Time for shipping product?
Not a wealthy area but couldn't help noticing that there's no means to collect H20 runoff from the road in a H20 challenged area. No ditches at the side of the road etc & at a guess,
nothing to collect H20 at the bottom of the hill. Using the goodwill generated by the Project would it be possible to ask the local authorities & or community to install such features for local irrigation usage?
Awesome place of course - accomodation is impressive. Love to visit. (I would look into the motivation of the company Air BnB though, if you are actually using their booking service. They build illegal purpose built BnB developments on Palestinian land).
How do I get Worms??
Real nice job! How many square meters is the entire place?
NICE - but there is a MAJOR PROBLEM WITH THESE VIDEOS- There is no order to them. I cannot tell the beginning to the middle to the end. It's frustrating when they aren't numbered. I would really like to watch them from the beginning. Do you think you could add numbers to them? it would really help those of us who are just starting our permaculture journey, and those who are going to start permaculture later on. Farisa Smith said 2 years ago, "area is much greener now." I would like to be able to see that difference as well. Thanks so much for making the videos in the first place. They are a bit hard to understand- especially when you talk about things I've never heard before because I didnt start in the beginning, but it's coming.
What is the thinking for having nesting pots for pigeons?

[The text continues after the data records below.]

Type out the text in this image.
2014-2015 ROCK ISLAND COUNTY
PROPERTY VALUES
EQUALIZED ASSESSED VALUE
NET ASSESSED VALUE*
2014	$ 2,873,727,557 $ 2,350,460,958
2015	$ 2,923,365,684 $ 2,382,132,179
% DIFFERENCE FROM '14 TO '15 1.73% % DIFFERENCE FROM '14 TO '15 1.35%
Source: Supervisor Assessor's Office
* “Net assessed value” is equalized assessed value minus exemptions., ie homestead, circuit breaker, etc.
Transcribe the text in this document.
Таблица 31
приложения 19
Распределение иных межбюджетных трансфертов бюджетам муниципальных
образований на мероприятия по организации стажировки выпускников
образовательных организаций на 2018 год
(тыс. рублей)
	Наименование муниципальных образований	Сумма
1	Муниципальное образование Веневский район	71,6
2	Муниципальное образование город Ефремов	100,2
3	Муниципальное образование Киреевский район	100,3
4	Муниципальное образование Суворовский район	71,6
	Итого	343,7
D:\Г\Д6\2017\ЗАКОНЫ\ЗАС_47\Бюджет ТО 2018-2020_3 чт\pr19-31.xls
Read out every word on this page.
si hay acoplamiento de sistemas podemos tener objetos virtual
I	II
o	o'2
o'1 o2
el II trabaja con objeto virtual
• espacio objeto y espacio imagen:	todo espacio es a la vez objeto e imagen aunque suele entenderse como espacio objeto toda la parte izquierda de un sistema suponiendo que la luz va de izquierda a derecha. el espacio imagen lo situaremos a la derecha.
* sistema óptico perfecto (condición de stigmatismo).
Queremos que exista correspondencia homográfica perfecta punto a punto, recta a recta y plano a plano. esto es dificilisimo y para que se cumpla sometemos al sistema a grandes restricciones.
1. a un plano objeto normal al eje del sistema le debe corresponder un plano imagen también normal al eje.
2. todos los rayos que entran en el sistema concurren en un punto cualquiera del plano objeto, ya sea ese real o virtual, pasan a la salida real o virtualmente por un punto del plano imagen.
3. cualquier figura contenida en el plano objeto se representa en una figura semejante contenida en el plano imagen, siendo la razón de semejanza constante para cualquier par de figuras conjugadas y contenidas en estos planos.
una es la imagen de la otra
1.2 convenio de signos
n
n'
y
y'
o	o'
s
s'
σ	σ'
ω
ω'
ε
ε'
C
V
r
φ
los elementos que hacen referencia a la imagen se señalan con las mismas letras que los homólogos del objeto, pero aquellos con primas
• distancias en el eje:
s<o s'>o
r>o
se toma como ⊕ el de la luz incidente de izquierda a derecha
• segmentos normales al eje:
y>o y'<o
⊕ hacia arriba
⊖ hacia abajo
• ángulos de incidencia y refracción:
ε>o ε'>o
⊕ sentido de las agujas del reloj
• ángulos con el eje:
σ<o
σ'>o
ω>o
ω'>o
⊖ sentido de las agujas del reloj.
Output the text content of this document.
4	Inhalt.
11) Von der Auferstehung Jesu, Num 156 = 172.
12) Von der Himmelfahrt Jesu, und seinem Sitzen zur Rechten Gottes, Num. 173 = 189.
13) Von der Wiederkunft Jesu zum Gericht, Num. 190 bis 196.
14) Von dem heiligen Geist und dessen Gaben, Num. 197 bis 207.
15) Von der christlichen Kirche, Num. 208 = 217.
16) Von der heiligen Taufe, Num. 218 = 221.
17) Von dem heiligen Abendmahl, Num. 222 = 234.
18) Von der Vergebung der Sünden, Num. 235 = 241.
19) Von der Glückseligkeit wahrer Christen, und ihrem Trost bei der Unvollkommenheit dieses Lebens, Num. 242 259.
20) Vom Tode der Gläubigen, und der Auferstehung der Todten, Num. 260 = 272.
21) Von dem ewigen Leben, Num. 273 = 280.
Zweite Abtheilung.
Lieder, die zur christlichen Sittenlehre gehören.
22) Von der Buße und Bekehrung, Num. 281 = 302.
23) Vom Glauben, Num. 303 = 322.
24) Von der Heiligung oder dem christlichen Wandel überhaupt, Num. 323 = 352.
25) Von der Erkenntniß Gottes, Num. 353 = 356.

100 more guys like you in Jordan , It is going to be paradise again.....If Israel let this continue.(>>
Please the flow hives are not good for the bees, there are studies show that the bees suffer a lot in these hives, please just consider looking into that. Otherwise, I salute you for this amazing work you've done in Jordan.👍
@James Parker That's what natural beekeeping practices, take into consideration. Ensuring the hive has all it's own supplies, before having the excess honey harvested. In nature, an overflowing beehive will attract all sorts of predators with a sweet tooth. So it's not a preoccupation limited to humans. Echoing Sue H's point though, a flow hive is not a natural beekeeping practice. Nor the popular Langstroth method. I'm interested to hear Geoff's findings though.
@James Parker Humans are a part of nature, agrees every human that ever existed, before petroleum was discovered. We still are a part of nature, although many have forgotten how to be in tune with it.
I always enjoy these videos. However, I have a question about the SubPods. They are much more aesthetically pleasing as you say. But, why don't the earthworms just crawl through the holes and leave the worm bed? I have had friends who have had all their worms crawl apparently up and out of other types of worm beds. It seems worms could just simply crawl through the round holes in the sides of this container system. Just wondering what am I missing.
Can you show us the updated pigeon pots?
As far as the tea, did it actually grow over there? Jordan doesn't really have the climate for that, I thought. I know parts of northern Iran and Turkey do.
Ok, I was surprised now. :D
I didn't expected "a hungarian" in this video.
Awesome 👌
haha I love your Arabic! spot on.
Wow!
I don't know how you edit the closed captioning, but it says "pilot" instead of "pollard" at around 12:15.
Those subpods are good I'm sure, but why should I not just make one out of a bucket or box I already have. Seems like an expensive plastic box to me.